Living in Germany, I don’t watch the local news in the States, but I do get Bing highlights when I open my browser. I came across this article about Sesame Street. When I was a child, I couldn’t wait to watch Sesame Street along with Romper Room, and they helped me learn to count and learn my ABC’s.
Because of the overwhelming number of Americans in jail these days, or have been in jail, Sesame Street decided to introduce a Muppet called, Alex, whose dad is in prison. “Alex, who wears a hoodie, gives voice to kids who might feel that they don't otherwise have one.” Take a look at a clip of one of the segments. Adults can learn many lessons from this video.
The idea is great for helping children cope with a life situation they didn’t create. Sesame Street is a wonderful teaching tool for children. Unfortunately, it shouldn't have to teach children about feeling like an outcast because their parent is in jail. It's a time for them to learn about playing well with others, sharing, etc.
This says volumes about where our society is headed. Gone are the days of innocence. Children are bombarded, damaged and bruised by adult actions. These childhood issues cause anxiety and various other psychological problems, and in some cases, children grow up and mirror their parent’s actions.

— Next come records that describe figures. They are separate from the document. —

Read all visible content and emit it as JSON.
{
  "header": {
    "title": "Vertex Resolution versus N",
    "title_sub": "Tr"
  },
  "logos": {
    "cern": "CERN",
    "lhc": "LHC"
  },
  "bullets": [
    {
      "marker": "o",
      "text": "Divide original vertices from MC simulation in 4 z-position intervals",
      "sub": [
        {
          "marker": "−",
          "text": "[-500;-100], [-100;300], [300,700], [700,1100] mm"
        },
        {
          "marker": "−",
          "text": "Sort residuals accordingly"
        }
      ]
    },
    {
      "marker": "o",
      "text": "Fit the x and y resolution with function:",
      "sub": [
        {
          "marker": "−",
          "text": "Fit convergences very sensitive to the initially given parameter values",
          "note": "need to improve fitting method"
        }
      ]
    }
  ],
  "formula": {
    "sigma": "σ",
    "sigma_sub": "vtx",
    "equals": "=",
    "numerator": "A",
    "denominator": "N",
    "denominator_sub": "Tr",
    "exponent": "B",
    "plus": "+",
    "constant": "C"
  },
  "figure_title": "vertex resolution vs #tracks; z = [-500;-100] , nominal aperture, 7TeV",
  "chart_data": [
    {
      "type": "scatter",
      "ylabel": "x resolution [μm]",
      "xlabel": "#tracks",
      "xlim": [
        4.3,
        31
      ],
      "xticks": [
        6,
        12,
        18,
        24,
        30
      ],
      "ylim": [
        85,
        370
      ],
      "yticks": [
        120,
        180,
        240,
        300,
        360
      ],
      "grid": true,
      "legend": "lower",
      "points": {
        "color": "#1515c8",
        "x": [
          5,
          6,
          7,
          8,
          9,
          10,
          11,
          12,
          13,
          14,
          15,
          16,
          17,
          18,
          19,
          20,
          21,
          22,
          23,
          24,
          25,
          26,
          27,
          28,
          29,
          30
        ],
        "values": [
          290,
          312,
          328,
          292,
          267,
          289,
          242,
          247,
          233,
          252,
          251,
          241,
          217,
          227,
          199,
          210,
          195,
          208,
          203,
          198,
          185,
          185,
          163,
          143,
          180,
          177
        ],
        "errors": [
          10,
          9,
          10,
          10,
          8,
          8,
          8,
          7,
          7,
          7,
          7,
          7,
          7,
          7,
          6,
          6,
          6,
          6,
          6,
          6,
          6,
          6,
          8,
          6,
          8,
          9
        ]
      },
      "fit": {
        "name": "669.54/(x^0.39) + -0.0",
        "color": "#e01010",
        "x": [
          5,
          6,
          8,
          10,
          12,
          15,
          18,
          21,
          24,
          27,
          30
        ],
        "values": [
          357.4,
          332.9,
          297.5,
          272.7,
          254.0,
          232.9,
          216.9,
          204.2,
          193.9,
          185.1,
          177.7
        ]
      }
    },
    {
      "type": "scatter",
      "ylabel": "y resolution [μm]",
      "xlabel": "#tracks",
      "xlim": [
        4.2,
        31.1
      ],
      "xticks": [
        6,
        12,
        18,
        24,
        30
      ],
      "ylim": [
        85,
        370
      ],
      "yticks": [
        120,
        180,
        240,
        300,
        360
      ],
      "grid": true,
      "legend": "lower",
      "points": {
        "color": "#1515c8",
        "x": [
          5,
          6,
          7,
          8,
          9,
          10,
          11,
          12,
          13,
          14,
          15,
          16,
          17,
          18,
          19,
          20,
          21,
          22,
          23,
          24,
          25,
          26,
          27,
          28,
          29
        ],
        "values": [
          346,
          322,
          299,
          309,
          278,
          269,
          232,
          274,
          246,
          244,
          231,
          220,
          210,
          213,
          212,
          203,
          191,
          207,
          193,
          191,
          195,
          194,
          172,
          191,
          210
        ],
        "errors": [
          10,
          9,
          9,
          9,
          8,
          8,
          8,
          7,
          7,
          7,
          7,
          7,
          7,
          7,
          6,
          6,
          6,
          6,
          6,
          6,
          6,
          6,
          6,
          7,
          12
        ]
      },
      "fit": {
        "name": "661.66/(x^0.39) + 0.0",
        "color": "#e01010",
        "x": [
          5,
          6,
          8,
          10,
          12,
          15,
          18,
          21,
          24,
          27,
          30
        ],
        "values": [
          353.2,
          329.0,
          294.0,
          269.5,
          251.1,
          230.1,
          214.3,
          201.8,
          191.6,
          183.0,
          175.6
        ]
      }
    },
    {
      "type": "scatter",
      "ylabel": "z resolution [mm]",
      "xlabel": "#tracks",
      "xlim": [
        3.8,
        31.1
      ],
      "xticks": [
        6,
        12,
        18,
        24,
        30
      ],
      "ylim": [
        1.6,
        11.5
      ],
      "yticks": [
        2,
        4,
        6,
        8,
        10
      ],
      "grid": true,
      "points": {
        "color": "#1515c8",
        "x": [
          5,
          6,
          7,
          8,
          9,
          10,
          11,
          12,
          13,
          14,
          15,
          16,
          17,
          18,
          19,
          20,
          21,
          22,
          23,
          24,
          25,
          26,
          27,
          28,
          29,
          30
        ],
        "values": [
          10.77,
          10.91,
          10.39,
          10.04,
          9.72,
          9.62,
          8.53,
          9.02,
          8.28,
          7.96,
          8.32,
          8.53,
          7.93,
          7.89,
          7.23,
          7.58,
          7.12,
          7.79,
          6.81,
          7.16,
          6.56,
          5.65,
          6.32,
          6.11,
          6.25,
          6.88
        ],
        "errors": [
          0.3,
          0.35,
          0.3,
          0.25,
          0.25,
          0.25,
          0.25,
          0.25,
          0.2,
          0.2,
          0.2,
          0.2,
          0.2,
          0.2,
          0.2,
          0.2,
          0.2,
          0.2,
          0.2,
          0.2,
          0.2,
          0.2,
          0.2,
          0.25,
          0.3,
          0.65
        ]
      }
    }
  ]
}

Since 2002, the U.S. has the highest jail rates. “As of 2010, the rate was 500 prisoners per 100,000 citizens, compared with an average of 100 prisoners per 100,000 citizens in peer countries. Incarceration rates are significantly higher for American blacks and Latinos than for whites.” These statistics are disheartening. America has lost its vision for opportunity and the American dream. I highly doubt anyone who came to America thought prison was a dream. Many people from other cultures came to America to make their dreams come true and succeeded.
All I can say is these ‘new efforts’ from Sesame Street are commendable and depressing at the same time.